The Adoption by Dave Hill
: this is Dave’s new novel. I haven’t read his other ones, but this is cracking. Very touching, very ‘real’ – he really gets into the heads of multiple characters. I thought what was particularly strong was the detail of family life, the nitty-gritty incidents that are instantly recognisable, alongside the more emotional drama of the adoption of a troubled child. The family itself acts as a character, and I loved the way each person’s backstory was carefully woven in (e.g. the reason for the adoptive daughter’s phobia).
It would have been even higher, except that I found the central character, Jane, a little unsympathetic (there's a scene where some non-parents question her desire for more kids, and I did side a bit with them, which probably just proves how shallow I am!). Jane’s a devoted mum who craves another child, and I am a lazy author who struggles with the responsibilities of cat ownership, so maybe it’s not surprising. And not all fiction has to have 100 per cent lovable protagonists (something I have debated a lot myself, as a lot of the more formulaic chick lit is full of 'endearing' heroines who are scatty but cute, ugh!). Jane was still an intriguing character, and I couldn’t put the book down!The Job by Douglas Kennedy
: I usually love a bit of Douglas Kennedy, but this is one of his earlier ones, a John Grisham style thriller. He switched to writing more literary romantic/relationship novels which have made his name, and I felt he’s definitely found his niche with those as I couldn’t rave about The Job. Personally I didn’t find the setting of the advertising world all that interesting, and though I sympathised with the protagonist’s dilemma, this kind of plot-driven thriller isn’t for me and I skipped quite a bit of the middle. Still undoubtedly well written and I found it interesting to compare with the fab novels he’s done since.Life Swap by Jane Green
: I haven’t read a Jane Green in years though I enjoyed her early ones. This had some lively writing and an interesting Wife Swap style scenario. What it lacked for me was any real conflict – not giving the plot away but both of the central protagonists had nice enough lives and thought the grass might be a bit greener and…well, to me, there has to be a bit more to make a book memorable. Of course, what do I know? She sells squillions and good for her! (Also, those amazon reviews are vitriolic in the extreme, who rattled their cages I wonder?)Twelve Sharp by Janet Evanovich
: Haven’t read any Evanovich before as it’s not really my thang, but this was feisty and fun, with a great heroine. But the fact is this kind of adventure isn’t my natural choice of reading: I’m not overly keen on stuff that I can’t relate to my own life. That doesn’t mean I only want to read books about thirtysomething novelists (thank God) but though I love humour, I have to believe in the essential truth of the people whose lives are making me laugh and this was too far from my own interests and experience.

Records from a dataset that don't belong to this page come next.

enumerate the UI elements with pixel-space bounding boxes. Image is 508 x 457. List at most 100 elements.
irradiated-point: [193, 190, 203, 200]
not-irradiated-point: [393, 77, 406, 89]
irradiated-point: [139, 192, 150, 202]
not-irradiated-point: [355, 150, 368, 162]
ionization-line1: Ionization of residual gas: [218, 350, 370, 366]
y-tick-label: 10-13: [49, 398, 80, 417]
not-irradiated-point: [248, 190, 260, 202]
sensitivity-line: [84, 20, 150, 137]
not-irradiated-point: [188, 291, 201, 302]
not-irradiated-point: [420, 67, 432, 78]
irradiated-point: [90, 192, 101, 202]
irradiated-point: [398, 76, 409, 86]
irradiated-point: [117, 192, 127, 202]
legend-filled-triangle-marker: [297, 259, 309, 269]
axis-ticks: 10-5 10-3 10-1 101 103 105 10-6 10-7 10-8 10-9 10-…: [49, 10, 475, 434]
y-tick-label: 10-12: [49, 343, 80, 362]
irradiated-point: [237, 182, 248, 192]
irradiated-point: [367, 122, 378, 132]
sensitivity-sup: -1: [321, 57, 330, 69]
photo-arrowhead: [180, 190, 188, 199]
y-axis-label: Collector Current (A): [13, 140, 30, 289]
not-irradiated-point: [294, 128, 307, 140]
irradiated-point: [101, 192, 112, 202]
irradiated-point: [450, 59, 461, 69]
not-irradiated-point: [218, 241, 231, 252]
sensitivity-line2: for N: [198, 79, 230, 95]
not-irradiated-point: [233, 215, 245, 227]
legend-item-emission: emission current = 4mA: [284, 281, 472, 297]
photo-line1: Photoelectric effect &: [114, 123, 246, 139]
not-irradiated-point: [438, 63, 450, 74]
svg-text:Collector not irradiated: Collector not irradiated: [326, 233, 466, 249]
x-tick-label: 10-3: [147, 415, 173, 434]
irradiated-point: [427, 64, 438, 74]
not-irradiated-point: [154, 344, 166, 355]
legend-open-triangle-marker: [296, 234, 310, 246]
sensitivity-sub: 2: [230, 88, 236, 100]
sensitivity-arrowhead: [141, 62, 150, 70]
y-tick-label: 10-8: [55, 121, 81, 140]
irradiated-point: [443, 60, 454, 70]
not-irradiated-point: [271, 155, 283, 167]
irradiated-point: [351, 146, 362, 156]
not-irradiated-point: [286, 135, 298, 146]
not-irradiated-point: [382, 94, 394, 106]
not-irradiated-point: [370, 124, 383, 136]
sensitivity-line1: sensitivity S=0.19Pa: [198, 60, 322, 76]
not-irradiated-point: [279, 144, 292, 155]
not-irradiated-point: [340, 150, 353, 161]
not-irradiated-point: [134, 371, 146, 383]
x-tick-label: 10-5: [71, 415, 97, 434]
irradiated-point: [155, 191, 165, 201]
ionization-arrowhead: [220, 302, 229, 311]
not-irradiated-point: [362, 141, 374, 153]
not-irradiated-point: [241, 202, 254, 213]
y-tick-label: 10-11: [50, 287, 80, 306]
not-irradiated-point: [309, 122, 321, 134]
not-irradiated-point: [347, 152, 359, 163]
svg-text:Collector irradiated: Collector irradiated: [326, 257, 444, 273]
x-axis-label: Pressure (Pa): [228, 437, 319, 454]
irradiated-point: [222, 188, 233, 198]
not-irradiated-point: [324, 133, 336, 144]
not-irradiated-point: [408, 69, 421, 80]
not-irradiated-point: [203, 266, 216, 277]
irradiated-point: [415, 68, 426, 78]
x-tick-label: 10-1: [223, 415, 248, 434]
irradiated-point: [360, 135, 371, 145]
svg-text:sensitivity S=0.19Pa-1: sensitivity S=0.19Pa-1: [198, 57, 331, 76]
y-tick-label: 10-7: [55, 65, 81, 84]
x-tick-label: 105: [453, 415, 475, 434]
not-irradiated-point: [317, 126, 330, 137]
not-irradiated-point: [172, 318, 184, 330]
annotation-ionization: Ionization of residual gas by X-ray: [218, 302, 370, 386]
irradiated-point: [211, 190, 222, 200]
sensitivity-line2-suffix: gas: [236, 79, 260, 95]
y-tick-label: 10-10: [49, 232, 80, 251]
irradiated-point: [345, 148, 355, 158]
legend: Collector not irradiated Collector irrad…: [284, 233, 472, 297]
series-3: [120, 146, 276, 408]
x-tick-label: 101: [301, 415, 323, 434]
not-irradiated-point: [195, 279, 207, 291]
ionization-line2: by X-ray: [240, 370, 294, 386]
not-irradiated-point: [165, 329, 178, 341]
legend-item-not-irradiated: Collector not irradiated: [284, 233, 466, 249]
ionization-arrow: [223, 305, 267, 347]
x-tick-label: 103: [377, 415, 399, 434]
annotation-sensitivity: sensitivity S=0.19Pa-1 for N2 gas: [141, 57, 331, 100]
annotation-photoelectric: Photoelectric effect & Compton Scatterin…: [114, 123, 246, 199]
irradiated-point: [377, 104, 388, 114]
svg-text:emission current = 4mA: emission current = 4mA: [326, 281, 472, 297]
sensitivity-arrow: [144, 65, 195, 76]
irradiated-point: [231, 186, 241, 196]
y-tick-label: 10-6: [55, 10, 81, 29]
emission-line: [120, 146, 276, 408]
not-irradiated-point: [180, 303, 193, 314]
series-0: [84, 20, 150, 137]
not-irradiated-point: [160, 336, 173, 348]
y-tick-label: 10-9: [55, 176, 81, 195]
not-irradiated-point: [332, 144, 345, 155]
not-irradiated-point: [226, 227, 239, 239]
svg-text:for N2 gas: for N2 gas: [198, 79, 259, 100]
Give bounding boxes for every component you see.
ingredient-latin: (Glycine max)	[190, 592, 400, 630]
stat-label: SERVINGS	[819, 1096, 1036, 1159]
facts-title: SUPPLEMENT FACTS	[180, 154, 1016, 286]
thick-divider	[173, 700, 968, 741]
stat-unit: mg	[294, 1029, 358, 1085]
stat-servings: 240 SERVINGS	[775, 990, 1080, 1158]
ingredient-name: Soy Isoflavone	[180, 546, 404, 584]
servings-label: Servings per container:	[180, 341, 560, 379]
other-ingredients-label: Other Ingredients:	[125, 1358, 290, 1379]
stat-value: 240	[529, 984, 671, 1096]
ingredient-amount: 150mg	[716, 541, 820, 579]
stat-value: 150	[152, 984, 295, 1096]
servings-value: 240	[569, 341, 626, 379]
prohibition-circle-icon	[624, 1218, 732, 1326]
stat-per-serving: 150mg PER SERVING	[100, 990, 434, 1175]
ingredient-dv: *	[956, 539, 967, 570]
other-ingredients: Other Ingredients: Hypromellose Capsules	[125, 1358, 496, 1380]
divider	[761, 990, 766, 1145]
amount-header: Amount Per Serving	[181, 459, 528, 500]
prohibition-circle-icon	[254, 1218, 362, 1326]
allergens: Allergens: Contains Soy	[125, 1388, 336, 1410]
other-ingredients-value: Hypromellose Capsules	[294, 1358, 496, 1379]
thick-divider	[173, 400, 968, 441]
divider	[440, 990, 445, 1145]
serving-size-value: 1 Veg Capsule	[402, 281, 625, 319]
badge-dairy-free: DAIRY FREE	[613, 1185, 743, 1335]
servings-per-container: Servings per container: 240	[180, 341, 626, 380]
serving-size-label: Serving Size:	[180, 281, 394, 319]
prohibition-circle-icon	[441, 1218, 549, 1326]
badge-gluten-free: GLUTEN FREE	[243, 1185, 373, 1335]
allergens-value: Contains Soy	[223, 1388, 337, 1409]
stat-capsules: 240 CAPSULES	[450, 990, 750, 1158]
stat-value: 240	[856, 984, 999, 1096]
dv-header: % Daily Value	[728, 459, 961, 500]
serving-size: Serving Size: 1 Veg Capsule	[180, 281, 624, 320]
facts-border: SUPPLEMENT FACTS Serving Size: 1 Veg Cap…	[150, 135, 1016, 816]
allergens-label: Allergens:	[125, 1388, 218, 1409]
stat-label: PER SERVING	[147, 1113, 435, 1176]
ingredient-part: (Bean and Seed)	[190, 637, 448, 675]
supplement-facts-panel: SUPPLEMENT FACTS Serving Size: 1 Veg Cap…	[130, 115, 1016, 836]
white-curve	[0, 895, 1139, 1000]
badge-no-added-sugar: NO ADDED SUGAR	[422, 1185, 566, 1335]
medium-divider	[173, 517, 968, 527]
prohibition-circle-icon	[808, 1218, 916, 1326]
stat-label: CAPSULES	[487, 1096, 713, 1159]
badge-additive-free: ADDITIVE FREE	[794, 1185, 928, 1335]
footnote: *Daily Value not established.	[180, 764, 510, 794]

To prove my plebitude beyond doubt, I really couldn’t get into Don’t Tell Alfred by Nancy Mitford
. I haven’t read any of her books before, so perhaps this was the wrong one to choose as a first one, but though I liked the beginning, I soon got bored and it went back in my suitcase unfinished.
I worked my way through a couple of non-fictions, too:Smart Dating by Mary Balfour
: no, I’m not planning to ditch the boyf, but this was a library book I took out as part of my research for Book 5. It has lots of checklists to fill in and exercises to do, which I do like in a self-help book. Having said that, it got a bit repetitive, especially the hint for girls who wear glasses to take their specs off a lot during the first date.Tales from the Country Matchmaker by Patricia Warren
was also part of my research. This woman has had a fascinating life, with some moments of real tragedy as well as joy at bringing people together. But the prose was very dry and ploddy, which was a missed opportunity as her life offers fab material. I still think biography needs good writing and a sense of dramatic structure, and this lacked both.

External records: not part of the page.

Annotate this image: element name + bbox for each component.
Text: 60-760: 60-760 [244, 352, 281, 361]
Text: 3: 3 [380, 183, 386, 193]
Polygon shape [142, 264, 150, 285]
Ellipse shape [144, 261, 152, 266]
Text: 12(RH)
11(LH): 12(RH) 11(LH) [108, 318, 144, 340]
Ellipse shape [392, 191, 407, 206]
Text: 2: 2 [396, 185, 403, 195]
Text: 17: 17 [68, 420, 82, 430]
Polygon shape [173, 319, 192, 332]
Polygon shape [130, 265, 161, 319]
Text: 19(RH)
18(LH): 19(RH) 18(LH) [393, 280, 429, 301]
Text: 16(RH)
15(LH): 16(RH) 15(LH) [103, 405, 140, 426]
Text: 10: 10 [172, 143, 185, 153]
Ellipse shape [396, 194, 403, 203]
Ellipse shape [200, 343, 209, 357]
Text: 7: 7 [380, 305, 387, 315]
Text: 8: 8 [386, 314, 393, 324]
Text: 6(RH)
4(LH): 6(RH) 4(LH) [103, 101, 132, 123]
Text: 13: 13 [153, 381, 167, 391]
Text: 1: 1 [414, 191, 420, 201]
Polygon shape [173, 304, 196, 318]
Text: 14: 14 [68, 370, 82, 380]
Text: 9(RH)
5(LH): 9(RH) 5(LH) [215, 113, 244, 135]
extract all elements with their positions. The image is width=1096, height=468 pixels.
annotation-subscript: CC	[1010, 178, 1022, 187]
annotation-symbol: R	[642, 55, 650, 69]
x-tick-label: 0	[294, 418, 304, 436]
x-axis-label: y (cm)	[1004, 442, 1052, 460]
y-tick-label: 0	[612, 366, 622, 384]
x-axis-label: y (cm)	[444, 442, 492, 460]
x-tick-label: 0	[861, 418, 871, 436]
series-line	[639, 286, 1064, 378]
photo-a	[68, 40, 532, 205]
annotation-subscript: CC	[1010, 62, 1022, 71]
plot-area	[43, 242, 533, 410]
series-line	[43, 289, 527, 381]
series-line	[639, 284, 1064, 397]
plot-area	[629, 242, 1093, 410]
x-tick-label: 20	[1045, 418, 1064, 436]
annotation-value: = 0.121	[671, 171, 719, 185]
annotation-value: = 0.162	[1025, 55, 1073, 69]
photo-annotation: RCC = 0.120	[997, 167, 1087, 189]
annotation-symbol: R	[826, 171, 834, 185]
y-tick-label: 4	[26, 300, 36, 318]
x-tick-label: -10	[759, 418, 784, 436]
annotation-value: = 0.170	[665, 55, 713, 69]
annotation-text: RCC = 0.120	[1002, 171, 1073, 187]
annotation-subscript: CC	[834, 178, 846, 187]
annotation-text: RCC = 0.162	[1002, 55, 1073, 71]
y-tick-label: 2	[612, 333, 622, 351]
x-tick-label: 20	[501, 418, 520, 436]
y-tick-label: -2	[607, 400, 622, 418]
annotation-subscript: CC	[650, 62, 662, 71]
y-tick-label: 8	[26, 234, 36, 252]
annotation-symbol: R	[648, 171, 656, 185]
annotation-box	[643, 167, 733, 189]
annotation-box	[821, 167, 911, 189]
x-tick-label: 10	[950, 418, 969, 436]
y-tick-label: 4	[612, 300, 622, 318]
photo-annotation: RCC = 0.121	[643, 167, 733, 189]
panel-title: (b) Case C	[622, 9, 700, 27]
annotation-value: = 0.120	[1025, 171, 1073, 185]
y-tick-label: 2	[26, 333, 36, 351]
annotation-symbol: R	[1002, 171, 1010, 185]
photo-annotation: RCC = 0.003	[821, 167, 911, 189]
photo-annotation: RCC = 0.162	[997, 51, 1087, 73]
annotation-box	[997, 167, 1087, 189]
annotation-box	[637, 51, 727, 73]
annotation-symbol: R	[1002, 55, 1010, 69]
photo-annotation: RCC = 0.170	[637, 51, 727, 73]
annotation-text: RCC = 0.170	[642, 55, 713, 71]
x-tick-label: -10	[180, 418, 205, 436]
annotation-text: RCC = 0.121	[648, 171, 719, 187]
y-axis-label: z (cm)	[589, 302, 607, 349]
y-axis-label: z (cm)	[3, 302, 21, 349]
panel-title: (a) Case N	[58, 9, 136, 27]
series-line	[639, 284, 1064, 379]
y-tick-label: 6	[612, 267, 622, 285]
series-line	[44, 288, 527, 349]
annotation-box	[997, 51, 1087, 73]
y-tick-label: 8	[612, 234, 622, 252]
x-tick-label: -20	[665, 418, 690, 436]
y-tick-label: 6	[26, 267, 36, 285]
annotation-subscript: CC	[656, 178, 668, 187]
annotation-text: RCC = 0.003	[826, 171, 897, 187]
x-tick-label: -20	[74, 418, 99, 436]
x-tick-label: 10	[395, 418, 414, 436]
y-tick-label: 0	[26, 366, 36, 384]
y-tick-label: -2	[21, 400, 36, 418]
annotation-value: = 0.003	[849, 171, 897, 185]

Finally, on the plane home I was reading Queen Camilla by Sue Townsend
, which was engaging enough to take my mind of my fear of flying, but since getting back I’ve felt no inclination to go back to it. It’s funny but a bit silly and January doesn’t feel quite right for ‘daft.’ For me, it almost falls into the same category as the Evanovich in that I can’t relate to that world, and of course I know that Camilla et al aren’t in fact living in a dodgy estate under an extended ASBO type scheme. I could suspend my disbelief but somehow other stuff’s more pressing. Plus it’s also a fact that I’m not mad keen on fiction while I’m writing my own…
So, what did YOU read over the break?